Sukses

Bareskrim: Tak Mudah Jerat Ujaran Kebencian di Facebook

Dengan restore justice diharapkan nantinya pelaku dapat menjadi agen perubahan yang bisa mengedukasi komunitasnya.

Liputan6.com, Jakarta - Perbedaan regulasi hukum yang berlaku antara pemerintah Indonesia dengan Amerika Serikat menjadi hambatan bagi penyidik Bareskrim Polri untuk menyelidiki sejumlah kasus ujaran kebencian di jejaring sosial Facebook.
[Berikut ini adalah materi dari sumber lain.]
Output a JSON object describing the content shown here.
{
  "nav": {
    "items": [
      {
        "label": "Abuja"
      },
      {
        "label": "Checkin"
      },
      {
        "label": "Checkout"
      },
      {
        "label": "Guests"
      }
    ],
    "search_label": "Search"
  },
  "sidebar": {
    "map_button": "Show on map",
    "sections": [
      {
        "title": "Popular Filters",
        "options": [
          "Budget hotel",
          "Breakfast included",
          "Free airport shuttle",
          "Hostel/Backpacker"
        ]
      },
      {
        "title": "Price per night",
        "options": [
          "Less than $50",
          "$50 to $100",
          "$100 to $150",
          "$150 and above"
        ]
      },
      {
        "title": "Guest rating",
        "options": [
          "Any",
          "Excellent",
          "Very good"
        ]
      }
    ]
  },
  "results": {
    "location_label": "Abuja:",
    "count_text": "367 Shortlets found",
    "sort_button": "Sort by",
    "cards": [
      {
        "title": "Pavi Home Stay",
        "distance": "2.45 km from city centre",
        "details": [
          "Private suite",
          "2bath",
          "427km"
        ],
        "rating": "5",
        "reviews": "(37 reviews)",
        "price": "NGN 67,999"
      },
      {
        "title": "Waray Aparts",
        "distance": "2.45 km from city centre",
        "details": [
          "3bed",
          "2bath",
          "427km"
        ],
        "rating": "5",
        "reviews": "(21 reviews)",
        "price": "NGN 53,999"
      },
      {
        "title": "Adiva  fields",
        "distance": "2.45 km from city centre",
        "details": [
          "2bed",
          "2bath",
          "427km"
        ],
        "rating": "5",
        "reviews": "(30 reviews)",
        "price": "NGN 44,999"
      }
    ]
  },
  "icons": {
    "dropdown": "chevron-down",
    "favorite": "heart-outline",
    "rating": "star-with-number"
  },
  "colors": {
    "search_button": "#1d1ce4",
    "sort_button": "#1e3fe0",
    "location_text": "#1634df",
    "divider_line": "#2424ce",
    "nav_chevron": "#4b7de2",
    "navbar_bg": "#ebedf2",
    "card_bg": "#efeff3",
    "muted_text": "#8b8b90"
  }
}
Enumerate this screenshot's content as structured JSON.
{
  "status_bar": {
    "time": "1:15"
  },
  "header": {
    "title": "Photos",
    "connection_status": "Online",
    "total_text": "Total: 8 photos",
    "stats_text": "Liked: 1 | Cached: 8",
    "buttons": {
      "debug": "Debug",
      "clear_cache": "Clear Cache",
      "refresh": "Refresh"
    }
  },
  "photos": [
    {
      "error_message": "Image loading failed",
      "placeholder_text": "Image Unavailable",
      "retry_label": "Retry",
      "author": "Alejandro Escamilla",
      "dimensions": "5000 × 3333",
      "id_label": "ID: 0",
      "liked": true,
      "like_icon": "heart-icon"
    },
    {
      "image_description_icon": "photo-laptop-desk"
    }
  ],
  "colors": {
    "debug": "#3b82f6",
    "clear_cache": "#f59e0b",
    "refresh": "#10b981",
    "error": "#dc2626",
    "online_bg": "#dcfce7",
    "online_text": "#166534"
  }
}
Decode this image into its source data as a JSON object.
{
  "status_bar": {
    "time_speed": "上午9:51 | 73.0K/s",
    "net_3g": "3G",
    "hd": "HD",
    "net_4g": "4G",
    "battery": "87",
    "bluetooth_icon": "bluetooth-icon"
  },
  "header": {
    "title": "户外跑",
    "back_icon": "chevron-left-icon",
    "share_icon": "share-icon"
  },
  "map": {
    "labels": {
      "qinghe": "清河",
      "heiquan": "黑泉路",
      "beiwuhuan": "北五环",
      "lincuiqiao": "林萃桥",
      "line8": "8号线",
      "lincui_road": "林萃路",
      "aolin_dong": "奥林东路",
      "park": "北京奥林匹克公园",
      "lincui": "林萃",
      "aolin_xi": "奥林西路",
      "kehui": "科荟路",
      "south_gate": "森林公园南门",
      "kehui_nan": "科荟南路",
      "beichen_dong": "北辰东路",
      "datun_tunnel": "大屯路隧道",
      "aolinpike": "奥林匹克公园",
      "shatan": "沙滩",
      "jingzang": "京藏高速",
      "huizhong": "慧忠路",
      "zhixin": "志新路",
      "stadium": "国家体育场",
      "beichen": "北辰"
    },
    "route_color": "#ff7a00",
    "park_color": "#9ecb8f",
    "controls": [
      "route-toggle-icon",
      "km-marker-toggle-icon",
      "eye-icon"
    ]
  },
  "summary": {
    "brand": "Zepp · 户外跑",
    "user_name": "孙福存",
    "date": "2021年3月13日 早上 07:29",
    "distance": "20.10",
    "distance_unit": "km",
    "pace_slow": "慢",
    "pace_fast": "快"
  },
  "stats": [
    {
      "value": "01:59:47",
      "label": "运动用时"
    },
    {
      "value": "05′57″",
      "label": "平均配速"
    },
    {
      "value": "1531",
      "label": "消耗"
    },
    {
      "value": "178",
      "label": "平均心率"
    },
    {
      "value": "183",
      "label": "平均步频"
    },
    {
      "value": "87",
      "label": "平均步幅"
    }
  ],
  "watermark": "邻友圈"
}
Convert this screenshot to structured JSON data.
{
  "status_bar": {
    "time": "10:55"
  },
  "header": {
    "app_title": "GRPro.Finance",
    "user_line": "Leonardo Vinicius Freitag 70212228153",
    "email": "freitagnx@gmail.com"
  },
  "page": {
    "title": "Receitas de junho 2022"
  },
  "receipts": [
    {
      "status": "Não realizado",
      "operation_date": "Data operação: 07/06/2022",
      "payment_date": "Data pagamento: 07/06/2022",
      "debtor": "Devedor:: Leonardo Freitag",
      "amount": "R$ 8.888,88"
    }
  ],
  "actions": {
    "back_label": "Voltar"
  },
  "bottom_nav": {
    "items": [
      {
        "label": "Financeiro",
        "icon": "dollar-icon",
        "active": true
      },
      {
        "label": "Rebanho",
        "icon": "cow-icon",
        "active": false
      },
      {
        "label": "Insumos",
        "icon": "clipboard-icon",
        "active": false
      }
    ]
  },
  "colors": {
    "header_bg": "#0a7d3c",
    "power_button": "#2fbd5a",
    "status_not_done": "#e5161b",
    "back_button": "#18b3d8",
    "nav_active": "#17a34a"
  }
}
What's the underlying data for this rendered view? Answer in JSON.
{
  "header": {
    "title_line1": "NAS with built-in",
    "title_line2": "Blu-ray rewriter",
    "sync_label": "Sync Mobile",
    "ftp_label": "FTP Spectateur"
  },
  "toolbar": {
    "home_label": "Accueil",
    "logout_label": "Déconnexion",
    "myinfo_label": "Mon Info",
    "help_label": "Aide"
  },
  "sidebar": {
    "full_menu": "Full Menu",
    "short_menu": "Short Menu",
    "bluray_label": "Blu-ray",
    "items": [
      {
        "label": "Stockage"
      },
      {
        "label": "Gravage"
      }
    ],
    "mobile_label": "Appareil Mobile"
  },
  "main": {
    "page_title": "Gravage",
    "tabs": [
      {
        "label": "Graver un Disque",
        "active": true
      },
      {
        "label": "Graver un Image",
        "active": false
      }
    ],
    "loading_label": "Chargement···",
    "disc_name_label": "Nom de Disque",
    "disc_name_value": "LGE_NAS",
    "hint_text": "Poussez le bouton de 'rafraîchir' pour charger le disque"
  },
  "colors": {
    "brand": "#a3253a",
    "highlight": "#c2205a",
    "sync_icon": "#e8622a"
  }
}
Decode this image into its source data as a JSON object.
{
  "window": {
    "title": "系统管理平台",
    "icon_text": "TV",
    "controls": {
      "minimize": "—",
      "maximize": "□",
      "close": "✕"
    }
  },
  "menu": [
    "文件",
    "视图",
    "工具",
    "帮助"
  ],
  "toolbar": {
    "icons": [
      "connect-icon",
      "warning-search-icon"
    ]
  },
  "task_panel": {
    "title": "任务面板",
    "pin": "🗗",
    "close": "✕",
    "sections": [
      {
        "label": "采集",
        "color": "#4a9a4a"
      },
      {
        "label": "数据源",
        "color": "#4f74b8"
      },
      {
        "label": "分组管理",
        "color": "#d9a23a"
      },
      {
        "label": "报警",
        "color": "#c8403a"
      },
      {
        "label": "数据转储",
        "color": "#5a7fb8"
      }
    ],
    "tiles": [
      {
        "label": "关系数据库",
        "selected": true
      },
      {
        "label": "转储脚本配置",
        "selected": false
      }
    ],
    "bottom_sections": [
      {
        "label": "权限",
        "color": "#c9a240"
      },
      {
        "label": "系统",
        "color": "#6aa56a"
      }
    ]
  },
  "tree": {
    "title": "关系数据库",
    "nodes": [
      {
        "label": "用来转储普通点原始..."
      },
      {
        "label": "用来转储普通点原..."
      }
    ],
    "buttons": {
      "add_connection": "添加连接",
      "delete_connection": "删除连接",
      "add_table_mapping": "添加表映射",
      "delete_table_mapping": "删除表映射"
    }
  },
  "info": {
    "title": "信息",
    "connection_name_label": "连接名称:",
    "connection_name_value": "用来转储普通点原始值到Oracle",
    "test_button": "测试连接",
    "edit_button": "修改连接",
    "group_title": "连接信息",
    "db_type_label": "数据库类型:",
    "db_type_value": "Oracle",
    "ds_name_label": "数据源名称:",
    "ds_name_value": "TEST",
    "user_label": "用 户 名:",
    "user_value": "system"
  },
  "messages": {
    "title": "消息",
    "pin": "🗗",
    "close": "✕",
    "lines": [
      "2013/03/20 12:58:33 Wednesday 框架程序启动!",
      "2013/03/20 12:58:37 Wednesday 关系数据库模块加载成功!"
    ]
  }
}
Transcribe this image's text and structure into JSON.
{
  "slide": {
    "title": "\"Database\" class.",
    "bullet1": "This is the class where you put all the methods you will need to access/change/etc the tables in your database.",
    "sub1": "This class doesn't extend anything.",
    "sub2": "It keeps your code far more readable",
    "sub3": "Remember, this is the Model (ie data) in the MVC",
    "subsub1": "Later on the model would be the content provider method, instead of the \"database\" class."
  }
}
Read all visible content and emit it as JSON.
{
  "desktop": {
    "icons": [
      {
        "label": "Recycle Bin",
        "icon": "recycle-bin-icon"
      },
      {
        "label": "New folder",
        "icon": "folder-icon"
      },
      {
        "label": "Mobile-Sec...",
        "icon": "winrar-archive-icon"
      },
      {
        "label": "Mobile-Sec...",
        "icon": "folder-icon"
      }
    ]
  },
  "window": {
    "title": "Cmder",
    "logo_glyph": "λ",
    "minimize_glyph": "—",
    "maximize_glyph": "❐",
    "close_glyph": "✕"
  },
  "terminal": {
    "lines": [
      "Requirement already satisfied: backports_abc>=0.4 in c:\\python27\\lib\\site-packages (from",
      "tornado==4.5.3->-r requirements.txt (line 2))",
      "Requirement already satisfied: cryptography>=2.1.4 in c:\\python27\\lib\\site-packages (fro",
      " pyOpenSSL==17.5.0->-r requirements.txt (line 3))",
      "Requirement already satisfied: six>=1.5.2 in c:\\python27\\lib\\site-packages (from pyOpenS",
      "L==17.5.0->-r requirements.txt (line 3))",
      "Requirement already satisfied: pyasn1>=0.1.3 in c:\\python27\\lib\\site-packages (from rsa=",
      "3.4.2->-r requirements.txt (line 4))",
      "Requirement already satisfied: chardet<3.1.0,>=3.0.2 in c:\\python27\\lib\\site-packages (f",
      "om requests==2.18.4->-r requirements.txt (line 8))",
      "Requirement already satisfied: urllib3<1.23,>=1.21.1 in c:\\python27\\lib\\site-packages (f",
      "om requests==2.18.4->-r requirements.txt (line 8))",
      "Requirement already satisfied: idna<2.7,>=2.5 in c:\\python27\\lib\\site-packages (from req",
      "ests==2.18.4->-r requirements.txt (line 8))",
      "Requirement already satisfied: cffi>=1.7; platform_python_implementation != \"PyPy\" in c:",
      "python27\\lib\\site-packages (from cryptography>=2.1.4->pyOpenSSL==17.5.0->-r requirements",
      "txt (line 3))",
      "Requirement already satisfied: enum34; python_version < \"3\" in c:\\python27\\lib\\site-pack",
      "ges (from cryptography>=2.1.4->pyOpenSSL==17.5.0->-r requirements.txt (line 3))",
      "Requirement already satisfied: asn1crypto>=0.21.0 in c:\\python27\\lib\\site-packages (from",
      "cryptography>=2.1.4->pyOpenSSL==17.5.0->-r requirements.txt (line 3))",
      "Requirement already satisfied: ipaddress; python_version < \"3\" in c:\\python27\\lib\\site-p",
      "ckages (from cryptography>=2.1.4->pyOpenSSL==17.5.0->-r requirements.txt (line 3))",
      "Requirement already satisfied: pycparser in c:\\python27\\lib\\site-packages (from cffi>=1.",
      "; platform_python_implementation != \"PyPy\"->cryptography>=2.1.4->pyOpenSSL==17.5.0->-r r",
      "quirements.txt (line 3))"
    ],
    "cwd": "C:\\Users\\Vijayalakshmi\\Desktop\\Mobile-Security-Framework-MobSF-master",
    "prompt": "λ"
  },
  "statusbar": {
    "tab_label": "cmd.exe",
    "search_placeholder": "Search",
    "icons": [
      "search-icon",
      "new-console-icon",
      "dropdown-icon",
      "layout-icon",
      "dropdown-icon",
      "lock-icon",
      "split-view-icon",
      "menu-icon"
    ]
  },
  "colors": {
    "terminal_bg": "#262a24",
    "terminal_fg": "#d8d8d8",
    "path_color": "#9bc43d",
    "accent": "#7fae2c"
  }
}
"Perbedaan regulasi jadi tantangan kami dengan pemilik FB di Amerika Serikat," kata Kasubdit II Direktorat Siber Bareskrim Polri Kombes Pol Himawan Bayu Aji di Jakarta, Minggu 26 Maret 2017.

Dia mengatakan, terdapat sejumlah ujaran kebencian yang dibagikan para pemilik akun di Facebook. Kendati demikian, pihaknya kesulitan untuk meminta data pelaku ujaran kebencian tersebut kepada pihak Facebook.

"Mereka enggak akan berikan data karena di AS, hate speech itu biasa saja," kata Himawan seperti dikutip dari Antara.

Ia menyebut, sejumlah kasus ujaran kebencian maupun kasus SARA di Facebook ditangani dengan restore justice, yaitu pembinaan terhadap pelaku untuk menumbuhkan kesadaran etik dalam penggunaan teknologi informasi atau siber atau media sosial. Sehingga diharapkan nantinya pelaku dapat menjadi agen perubahan yang bisa mengedukasi komunitasnya.

"Kalau dia men-share, belum jadi viral, kami lakukan restore justice, meminta dia lakukan permintaan maaf, hapus konten, lalu minta dia sosialisasikan ke komunitasnya," kata Himawan.

Menurut dia, restore justice layak untuk dilakukan karena penegakan hukum saja tidak akan efektif.

"Penegakan hukum saja tidak efektif 100 persen. Kami tangkap satu, muncul tiga pelaku. Kami tangkap tiga, muncul 10 pelaku," ujar Himawan.

Selain itu, restore justice juga dilakukan karena jumlah personel Bareskrim yang terbatas. Tak hanya pelaku yang dijadikan agen perubahan, pihaknya juga menggandeng sejumlah komunitas siber untuk meluruskan berbagai berita-berita bohong yang beredar di media sosial.